Hoosiers need to see the criminal justice system as the engine of racial discrimination and inequality that it is. The more we rely on police, prisons, and courts to deal with social problems, the more we will generate racial division, hatred, and fear. The more we can fund non-punitive solutions to harm, particularly the essential preventive measures of education, health care, and anti-poverty programs, the less we will feed the beast of racism in our state.
This is the first in a series of statements written by members of the No New Jail Coalition to highlight the various reasons we oppose the proposed "justice campus."
The new jail proposed for Indianapolis will cost too much. Up to $650 million is proposed for the construction of the “justice campus,” and that doesn’t include the cost of daily operations or maintenance. That kind of money could make a truly positive impact on everyone in our city. We could build shelters for people experiencing homelessness, invest in our schools, fund neighborhood community centers and gardens, and create living-wage jobs that are accessible to people who are unemployed and underemployed.
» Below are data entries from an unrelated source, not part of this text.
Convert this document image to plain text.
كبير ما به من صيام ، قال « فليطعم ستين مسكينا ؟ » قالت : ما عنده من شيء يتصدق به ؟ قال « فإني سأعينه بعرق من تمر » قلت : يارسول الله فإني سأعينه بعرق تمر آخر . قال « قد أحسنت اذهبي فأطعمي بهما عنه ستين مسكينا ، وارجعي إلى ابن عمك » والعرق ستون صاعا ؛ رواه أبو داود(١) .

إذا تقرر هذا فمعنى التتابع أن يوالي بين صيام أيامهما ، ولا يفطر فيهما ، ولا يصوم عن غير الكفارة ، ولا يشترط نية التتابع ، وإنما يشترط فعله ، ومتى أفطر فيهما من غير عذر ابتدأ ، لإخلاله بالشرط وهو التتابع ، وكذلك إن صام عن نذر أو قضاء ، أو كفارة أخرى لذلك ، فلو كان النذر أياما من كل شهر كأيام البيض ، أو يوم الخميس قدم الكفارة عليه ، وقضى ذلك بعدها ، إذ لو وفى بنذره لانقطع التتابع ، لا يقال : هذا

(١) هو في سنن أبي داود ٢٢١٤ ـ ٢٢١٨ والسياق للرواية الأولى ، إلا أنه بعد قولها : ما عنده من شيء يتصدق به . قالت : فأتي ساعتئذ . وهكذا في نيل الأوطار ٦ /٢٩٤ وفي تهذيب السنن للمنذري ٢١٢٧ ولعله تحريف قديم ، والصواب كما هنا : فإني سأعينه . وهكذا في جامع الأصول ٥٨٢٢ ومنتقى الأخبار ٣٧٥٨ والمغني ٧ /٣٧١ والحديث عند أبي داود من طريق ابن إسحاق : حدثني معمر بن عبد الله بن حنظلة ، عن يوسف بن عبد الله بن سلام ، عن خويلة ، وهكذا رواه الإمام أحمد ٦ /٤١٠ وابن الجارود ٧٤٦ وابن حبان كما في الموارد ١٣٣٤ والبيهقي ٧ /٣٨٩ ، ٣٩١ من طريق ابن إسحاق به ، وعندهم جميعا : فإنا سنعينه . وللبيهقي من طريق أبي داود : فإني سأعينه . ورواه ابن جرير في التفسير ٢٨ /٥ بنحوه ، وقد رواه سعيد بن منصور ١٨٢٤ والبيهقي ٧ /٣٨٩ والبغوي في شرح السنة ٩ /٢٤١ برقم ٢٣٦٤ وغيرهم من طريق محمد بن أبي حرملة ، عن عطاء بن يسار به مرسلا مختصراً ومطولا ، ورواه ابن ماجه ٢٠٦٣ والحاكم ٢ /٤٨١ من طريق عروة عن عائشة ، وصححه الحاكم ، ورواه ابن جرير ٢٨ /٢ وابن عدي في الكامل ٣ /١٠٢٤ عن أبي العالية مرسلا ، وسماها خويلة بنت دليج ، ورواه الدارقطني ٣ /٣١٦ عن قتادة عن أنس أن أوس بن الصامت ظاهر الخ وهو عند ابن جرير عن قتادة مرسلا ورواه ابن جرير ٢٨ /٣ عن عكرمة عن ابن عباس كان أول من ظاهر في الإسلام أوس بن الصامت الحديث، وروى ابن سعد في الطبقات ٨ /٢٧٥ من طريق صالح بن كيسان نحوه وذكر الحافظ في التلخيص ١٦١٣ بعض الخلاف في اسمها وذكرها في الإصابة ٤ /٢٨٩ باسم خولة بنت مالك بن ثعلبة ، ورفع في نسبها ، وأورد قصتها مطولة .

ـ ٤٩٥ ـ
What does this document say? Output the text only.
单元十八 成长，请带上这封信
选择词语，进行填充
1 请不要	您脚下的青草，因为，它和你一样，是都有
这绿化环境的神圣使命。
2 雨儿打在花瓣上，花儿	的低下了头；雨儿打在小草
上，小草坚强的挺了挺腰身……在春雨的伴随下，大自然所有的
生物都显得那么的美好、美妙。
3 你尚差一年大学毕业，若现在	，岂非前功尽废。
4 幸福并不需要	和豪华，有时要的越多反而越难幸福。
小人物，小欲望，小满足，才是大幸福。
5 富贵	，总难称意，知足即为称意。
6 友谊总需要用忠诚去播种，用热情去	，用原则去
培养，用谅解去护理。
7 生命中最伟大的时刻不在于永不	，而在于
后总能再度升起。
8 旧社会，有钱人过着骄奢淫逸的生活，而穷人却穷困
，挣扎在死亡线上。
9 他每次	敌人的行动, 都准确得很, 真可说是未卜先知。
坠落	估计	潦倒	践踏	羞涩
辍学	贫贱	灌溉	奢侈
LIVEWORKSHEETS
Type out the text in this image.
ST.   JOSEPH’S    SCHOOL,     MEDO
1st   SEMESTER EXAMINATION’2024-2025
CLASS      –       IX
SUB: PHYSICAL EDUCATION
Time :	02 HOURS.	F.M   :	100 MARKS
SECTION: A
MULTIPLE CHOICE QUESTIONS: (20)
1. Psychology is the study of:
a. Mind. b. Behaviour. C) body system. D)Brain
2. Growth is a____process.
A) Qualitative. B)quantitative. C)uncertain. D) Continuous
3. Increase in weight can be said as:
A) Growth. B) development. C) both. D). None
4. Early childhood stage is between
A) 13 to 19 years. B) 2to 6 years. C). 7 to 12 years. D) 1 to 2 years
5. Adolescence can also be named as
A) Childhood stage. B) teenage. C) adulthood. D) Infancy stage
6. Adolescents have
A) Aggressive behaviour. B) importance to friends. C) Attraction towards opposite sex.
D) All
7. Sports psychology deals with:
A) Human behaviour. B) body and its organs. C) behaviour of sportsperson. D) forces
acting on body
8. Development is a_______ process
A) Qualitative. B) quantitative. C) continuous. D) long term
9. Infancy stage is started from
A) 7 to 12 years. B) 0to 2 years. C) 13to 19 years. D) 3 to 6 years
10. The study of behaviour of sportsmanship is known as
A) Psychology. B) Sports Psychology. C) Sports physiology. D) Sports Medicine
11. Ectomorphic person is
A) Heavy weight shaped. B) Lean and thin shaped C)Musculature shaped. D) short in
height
Even the $31 million Hogsett wants to spend for a financial analysis of the proposal would make a real and lasting impact if it was used responsibly. We have to quit wasting money like this. Former mayor Greg Ballard spent more than $16 million on studies and planning for a similar proposal that was slated to cost $1.75 billion.
Cages, coercion, and confinement do not keep our community safe. People are safe when they feel empowered and free. Let us think outside the cage of incarceration to bring real safety to the people of Marion County.